Wednesday’s weather was perfect for flying, blue skies broken up by a few clouds, light wind, plenty of sunshine. After two other reporters got their chance, it was my turn. The crew pumped fuel into the plane and Harrypersaud gave last-minute instructions as I was buckled in and helmeted.

Three decades of driving motorcycles — and even my one-time whack at bungee jumping in New Zealand — didn’t prepare me for what I would soon experience.

Weisser fired up the twin jet engines, kicked on the afterburners — and then released the brakes. We shot down the runway as if sprung out of a giant slingshot and seconds later were skipping along at 300 knots. That’s about 500 feet per second. Fast.

Things quickly got even faster over the ocean.

After a dipsy-do on our side so I could get a better look at the sea, Weisser went to the afterburners again and put the pedal to the metal, taking us to the top speed of the day at Mach 1.05, or 779 mph. At this speed, it isn’t the blurring scenery that registers. It’s the pressures and forces your body feels, the sweat that pours out, the funny sensation in your gut.

Soon, Weisser was guiding our plane into a full, 360-degree loop, in which waves were suddenly above us and the clouds below. That’s the one where the breathing lessons to combat G-lock, the draining of blood from your head, comes in handy if you want to stay conscious. I managed to hang on.

I also stuck with it as we did our straight-up maneuver. After a few more practice breaths, Weisser flipped us over for maybe 15 seconds, but that can be a long time when you’re screaming along at a 450 mph clip.

Soon we were headed toward the sun and final, fateful maneuver that copycats what a fighter pilot does when heading for an aircraft carrier landing.

Pretty fair flying in a jet with 32,000 pounds of thrust for a man who had never been in a cockpit before 2000. A Naval Academy graduate, Weisser finished flight school in ‘02 and started flying F/A-18 Hornets in 2004.

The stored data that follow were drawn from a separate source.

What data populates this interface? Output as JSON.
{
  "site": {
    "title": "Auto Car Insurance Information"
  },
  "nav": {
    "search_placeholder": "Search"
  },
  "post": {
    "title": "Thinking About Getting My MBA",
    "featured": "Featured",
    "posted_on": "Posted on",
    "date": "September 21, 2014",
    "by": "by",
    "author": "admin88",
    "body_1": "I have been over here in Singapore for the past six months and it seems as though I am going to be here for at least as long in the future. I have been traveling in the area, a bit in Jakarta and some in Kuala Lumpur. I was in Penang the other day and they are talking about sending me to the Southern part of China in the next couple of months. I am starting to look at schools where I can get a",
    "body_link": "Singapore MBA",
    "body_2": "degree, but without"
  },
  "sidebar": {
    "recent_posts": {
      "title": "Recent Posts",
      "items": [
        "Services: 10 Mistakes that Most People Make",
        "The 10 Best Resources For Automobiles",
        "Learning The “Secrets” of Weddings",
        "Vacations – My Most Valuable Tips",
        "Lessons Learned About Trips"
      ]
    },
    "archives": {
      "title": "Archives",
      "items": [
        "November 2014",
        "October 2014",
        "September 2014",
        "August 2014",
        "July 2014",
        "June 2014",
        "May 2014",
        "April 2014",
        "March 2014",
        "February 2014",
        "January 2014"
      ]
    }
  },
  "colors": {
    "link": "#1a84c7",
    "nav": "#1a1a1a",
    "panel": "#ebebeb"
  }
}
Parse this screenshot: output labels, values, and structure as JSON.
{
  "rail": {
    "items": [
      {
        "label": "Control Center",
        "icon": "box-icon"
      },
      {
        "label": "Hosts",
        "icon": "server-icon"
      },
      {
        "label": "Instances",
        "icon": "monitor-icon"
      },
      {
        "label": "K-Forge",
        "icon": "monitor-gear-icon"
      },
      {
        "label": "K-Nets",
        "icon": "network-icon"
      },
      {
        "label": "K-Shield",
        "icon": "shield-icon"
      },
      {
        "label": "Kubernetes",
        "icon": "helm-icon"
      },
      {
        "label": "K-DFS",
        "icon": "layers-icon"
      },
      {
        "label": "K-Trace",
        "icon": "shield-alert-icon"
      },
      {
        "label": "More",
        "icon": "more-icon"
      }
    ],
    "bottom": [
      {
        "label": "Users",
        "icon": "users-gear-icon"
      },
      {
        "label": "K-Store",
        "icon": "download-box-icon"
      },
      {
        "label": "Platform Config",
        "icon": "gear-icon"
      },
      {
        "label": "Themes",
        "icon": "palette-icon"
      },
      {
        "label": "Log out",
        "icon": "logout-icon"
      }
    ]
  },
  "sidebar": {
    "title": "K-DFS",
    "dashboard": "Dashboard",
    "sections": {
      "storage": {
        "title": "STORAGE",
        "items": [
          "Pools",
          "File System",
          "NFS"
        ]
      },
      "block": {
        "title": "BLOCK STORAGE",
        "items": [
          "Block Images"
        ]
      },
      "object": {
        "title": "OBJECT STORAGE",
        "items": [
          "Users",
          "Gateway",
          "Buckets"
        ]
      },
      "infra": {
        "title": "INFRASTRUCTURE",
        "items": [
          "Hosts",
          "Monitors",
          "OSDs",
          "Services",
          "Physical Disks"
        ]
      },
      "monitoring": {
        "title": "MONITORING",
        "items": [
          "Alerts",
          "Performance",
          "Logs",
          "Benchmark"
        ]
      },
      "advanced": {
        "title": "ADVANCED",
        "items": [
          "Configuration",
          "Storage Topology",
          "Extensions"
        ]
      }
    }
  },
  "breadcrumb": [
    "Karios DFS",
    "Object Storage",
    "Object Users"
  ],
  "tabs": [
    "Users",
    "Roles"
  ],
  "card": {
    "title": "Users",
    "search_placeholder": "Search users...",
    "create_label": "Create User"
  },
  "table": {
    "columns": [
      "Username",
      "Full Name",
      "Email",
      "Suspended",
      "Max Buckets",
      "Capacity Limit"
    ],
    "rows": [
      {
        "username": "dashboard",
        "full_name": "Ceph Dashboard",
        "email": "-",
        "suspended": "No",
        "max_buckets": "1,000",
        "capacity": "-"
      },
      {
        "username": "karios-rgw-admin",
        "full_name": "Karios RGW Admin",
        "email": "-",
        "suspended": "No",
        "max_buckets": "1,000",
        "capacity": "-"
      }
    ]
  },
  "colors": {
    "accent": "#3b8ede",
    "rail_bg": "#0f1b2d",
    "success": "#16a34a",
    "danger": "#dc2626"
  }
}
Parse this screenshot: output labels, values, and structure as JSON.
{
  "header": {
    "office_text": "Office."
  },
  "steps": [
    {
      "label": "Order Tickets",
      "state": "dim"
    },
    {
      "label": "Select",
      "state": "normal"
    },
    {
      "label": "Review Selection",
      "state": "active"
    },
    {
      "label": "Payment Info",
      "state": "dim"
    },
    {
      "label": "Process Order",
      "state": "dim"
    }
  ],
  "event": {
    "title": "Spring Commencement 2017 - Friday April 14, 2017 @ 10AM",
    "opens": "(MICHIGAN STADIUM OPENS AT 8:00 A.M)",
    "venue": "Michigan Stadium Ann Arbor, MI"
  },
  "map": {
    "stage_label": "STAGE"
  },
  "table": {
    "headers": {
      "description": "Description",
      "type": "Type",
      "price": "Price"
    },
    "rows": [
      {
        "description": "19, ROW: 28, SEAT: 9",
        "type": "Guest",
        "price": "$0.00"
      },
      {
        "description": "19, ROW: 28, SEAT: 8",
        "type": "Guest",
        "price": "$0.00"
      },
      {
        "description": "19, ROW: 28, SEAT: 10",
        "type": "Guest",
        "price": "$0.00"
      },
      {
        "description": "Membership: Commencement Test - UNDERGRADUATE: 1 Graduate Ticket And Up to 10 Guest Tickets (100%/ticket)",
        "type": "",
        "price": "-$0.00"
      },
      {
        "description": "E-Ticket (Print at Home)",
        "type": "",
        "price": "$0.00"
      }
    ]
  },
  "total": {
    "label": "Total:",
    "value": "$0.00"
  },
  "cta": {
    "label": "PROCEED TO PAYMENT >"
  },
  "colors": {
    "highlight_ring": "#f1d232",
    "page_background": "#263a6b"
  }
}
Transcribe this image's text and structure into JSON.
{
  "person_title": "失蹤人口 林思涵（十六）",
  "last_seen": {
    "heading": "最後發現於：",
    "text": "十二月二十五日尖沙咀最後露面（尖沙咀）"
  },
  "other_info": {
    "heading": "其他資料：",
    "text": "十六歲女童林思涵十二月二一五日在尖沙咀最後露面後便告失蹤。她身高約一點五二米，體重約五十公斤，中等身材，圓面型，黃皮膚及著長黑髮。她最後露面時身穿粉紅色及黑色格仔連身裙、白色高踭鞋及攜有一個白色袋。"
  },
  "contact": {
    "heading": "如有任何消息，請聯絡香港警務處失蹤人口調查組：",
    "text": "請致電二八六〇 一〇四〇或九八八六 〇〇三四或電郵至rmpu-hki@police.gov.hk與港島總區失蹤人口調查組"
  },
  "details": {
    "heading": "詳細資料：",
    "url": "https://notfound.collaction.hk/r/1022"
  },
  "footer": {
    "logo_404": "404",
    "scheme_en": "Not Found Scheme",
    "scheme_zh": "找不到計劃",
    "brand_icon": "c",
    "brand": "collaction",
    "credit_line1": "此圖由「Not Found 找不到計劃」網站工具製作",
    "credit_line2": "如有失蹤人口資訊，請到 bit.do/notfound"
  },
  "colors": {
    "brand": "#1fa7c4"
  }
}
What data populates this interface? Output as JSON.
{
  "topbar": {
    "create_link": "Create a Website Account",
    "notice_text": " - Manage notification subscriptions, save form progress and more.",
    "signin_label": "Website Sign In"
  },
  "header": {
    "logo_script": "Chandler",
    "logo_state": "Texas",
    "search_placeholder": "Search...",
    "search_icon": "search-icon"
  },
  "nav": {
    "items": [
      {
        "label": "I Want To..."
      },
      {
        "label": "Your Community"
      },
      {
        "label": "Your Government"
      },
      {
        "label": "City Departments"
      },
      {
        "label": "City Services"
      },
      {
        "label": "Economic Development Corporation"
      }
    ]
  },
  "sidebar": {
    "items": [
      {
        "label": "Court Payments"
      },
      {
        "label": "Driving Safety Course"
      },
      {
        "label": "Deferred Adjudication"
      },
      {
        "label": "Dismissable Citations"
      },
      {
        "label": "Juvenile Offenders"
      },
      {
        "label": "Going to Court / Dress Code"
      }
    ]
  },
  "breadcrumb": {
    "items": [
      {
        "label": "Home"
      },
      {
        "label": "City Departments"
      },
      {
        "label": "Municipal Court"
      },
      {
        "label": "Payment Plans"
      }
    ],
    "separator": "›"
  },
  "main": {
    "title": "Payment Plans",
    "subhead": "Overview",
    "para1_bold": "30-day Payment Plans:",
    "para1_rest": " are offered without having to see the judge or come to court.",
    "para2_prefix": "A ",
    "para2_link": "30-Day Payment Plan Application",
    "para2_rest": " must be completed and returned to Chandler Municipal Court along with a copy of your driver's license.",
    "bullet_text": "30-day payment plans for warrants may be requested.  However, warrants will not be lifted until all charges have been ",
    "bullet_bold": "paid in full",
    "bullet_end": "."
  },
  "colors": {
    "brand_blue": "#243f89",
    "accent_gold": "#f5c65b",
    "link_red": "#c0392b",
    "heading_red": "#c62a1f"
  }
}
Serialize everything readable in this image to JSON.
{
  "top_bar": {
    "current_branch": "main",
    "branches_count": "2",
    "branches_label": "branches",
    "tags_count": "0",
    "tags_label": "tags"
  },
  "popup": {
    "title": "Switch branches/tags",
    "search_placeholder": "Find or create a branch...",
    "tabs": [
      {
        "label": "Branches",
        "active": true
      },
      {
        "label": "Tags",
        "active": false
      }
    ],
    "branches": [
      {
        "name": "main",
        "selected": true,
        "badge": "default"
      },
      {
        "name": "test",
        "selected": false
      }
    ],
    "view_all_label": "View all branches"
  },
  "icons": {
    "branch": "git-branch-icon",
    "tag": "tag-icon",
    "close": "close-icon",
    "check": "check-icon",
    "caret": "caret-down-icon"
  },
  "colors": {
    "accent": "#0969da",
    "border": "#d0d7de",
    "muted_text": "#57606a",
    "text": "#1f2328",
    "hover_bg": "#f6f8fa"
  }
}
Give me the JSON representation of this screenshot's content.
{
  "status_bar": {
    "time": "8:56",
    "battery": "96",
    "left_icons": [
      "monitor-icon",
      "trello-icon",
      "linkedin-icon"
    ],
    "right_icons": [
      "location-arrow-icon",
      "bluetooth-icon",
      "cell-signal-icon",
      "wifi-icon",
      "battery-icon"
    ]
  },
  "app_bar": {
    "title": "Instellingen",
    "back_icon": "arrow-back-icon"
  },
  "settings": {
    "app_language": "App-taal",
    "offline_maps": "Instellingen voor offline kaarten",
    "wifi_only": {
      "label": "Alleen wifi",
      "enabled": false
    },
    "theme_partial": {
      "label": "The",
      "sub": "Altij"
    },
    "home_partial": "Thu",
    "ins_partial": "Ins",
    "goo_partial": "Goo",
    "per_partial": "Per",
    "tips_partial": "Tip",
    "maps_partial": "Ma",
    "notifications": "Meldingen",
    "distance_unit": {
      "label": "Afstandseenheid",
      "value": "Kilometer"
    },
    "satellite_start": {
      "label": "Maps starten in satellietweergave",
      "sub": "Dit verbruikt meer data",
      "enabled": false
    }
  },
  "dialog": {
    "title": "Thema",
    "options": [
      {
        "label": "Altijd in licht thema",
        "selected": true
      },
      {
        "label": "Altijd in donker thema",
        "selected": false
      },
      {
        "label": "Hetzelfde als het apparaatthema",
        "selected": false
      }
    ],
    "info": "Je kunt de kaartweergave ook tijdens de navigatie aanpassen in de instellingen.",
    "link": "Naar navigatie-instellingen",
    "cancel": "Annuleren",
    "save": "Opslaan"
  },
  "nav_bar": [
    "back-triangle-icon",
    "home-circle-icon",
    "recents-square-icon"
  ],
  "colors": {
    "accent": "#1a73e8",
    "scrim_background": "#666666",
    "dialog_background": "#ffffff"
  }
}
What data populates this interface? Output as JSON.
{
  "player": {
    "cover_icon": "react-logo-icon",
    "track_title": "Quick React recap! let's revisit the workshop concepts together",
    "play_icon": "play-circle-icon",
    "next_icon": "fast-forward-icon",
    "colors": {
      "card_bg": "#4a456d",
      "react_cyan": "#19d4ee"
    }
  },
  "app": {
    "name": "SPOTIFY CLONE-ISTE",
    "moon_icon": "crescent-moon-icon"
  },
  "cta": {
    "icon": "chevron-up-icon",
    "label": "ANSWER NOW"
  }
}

The Pensacola, Fla.-based Blue Angels have been making their shrieking calls to the Maine skies since 1962, just 16 years after they were formed by order of Chester W. Nimitz, then the chief of naval operations.

The aerobatics of the six strike-fighter jets, designed to reach speeds of 1,200 mph, dazzle spectators with diamond formations and maneuvers that showcase the pilots’ precision flying skills.

The flight demonstration team’s schedule called for performances at 37 air shows this year, and its Web site says more than 15 million spectators watched the Blue Angels perform in last year’s shows.

In 1986, Boeing’s Hornets succeeded a procession of earlier high-performance aircraft used by the Blue Angels — planes known as Hellcats, Bearcats, Panthers, Cougars, Phantoms and Skyhawks.